Good catch. I must say I concur with your assessment.
You're wrong, go see my reply to the other guy. What a miserable lot you two make.
> So I don't mean to be rude

He said, before being rude & condescending. Here, would a chat bot pick apart your miserable comment like this?

https://twitter.com/jsnell

Oh no I mixed up social media handles I must be a chat bot

> Skimmed for proper-nouns

Oh no I mixed up social media handles I must be a chat bot

> then generic shrills

Huh? I'm complaining about the very real technology present in the Realtek chips that enables any moron with access to a web browser to send firmware-level commands anywhere in the world.

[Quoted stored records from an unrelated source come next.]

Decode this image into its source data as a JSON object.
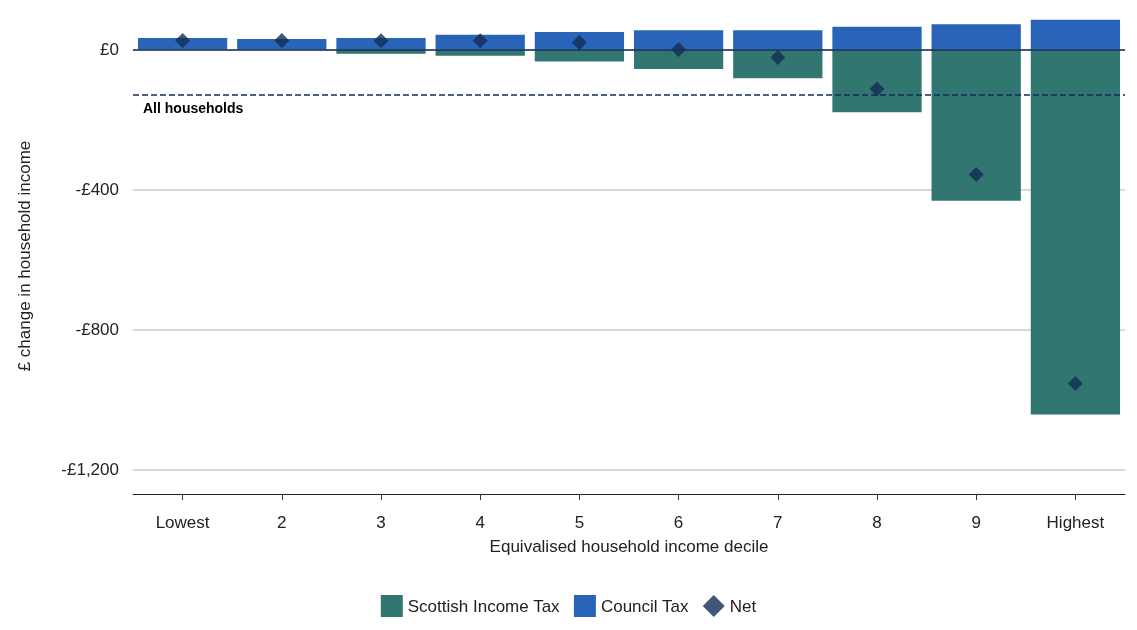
{
  "chart_data": {
    "type": "bar",
    "stacked": true,
    "xlabel": "Equivalised household income decile",
    "ylabel": "£ change in household income",
    "categories": [
      "Lowest",
      "2",
      "3",
      "4",
      "5",
      "6",
      "7",
      "8",
      "9",
      "Highest"
    ],
    "series": [
      {
        "name": "Scottish Income Tax",
        "color": "#327672",
        "values": [
          0,
          0,
          -12,
          -18,
          -34,
          -56,
          -82,
          -179,
          -432,
          -1043
        ]
      },
      {
        "name": "Council Tax",
        "color": "#2a64b8",
        "values": [
          33,
          30,
          33,
          42,
          50,
          55,
          55,
          65,
          72,
          85
        ]
      },
      {
        "name": "Net",
        "type": "scatter",
        "marker": "diamond",
        "color": "#132d55",
        "values": [
          26,
          26,
          25,
          25,
          20,
          0,
          -23,
          -113,
          -357,
          -954
        ]
      }
    ],
    "ylim": [
      -1270,
      90
    ],
    "yticks": [
      {
        "value": 0,
        "label": "£0"
      },
      {
        "value": -400,
        "label": "-£400"
      },
      {
        "value": -800,
        "label": "-£800"
      },
      {
        "value": -1200,
        "label": "-£1,200"
      }
    ],
    "ref_lines": [
      {
        "axis": "y",
        "value": 0,
        "label": null,
        "color": "#132d55",
        "line_style": "solid"
      },
      {
        "axis": "y",
        "value": -130,
        "label": "All households",
        "color": "#132d55",
        "line_style": "dashed"
      }
    ],
    "grid": "y",
    "legend": "bottom"
  }
}
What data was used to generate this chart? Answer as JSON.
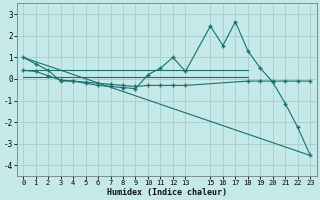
{
  "xlabel": "Humidex (Indice chaleur)",
  "x_ticks": [
    0,
    1,
    2,
    3,
    4,
    5,
    6,
    7,
    8,
    9,
    10,
    11,
    12,
    13,
    15,
    16,
    17,
    18,
    19,
    20,
    21,
    22,
    23
  ],
  "xlim": [
    -0.5,
    23.5
  ],
  "ylim": [
    -4.5,
    3.5
  ],
  "y_ticks": [
    -4,
    -3,
    -2,
    -1,
    0,
    1,
    2,
    3
  ],
  "background_color": "#c5e8e8",
  "grid_color": "#a8cdcd",
  "line_color": "#1a7070",
  "series_flat1": {
    "x": [
      0,
      13,
      18
    ],
    "y": [
      0.4,
      0.4,
      0.4
    ]
  },
  "series_flat2": {
    "x": [
      0,
      13,
      18
    ],
    "y": [
      0.1,
      0.1,
      0.1
    ]
  },
  "series_spiky": {
    "x": [
      0,
      1,
      2,
      3,
      4,
      5,
      6,
      7,
      8,
      9,
      10,
      11,
      12,
      13,
      15,
      16,
      17,
      18,
      19,
      20,
      21,
      22,
      23
    ],
    "y": [
      1.0,
      0.7,
      0.4,
      -0.1,
      -0.1,
      -0.2,
      -0.3,
      -0.35,
      -0.4,
      -0.45,
      0.2,
      0.5,
      1.0,
      0.35,
      2.45,
      1.55,
      2.65,
      1.3,
      0.5,
      -0.15,
      -1.15,
      -2.25,
      -3.55
    ]
  },
  "series_diagonal": {
    "x": [
      0,
      23
    ],
    "y": [
      1.0,
      -3.55
    ]
  },
  "series_mid": {
    "x": [
      0,
      1,
      2,
      3,
      4,
      5,
      6,
      7,
      8,
      9,
      10,
      11,
      12,
      13,
      18,
      19,
      20,
      21,
      22,
      23
    ],
    "y": [
      0.4,
      0.35,
      0.15,
      -0.05,
      -0.1,
      -0.15,
      -0.2,
      -0.25,
      -0.3,
      -0.35,
      -0.3,
      -0.3,
      -0.3,
      -0.3,
      -0.1,
      -0.1,
      -0.1,
      -0.1,
      -0.1,
      -0.1
    ]
  }
}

Did you even read the article?

> about how the author and article are great

Are you a chatbot? I didn't even sing about the article being great, I asked if anyone had a real consumer application for the tech presented as an attack vector in the article.

Go outside. Talk to a human being. I'm betting it's been a couple years for you if you're this bad at not only misjudging intention but going straight to "this must not be a human being, only a bot would respond with something I do not wholly understand".

Again, what a miserable comment.

Hah, okay, that sounds human enough. Sorry for the misunderstanding; I truly meant no offense.

Thanks for clarifying! =)

> I truly meant no offense

Work on your approach.

He said "I don't mean to be rude", meanwhile you're the one that's actually being rude.
Chatbot detection protection? Throws some whataboutism and a human written paragraph attacking the comment to disguise things.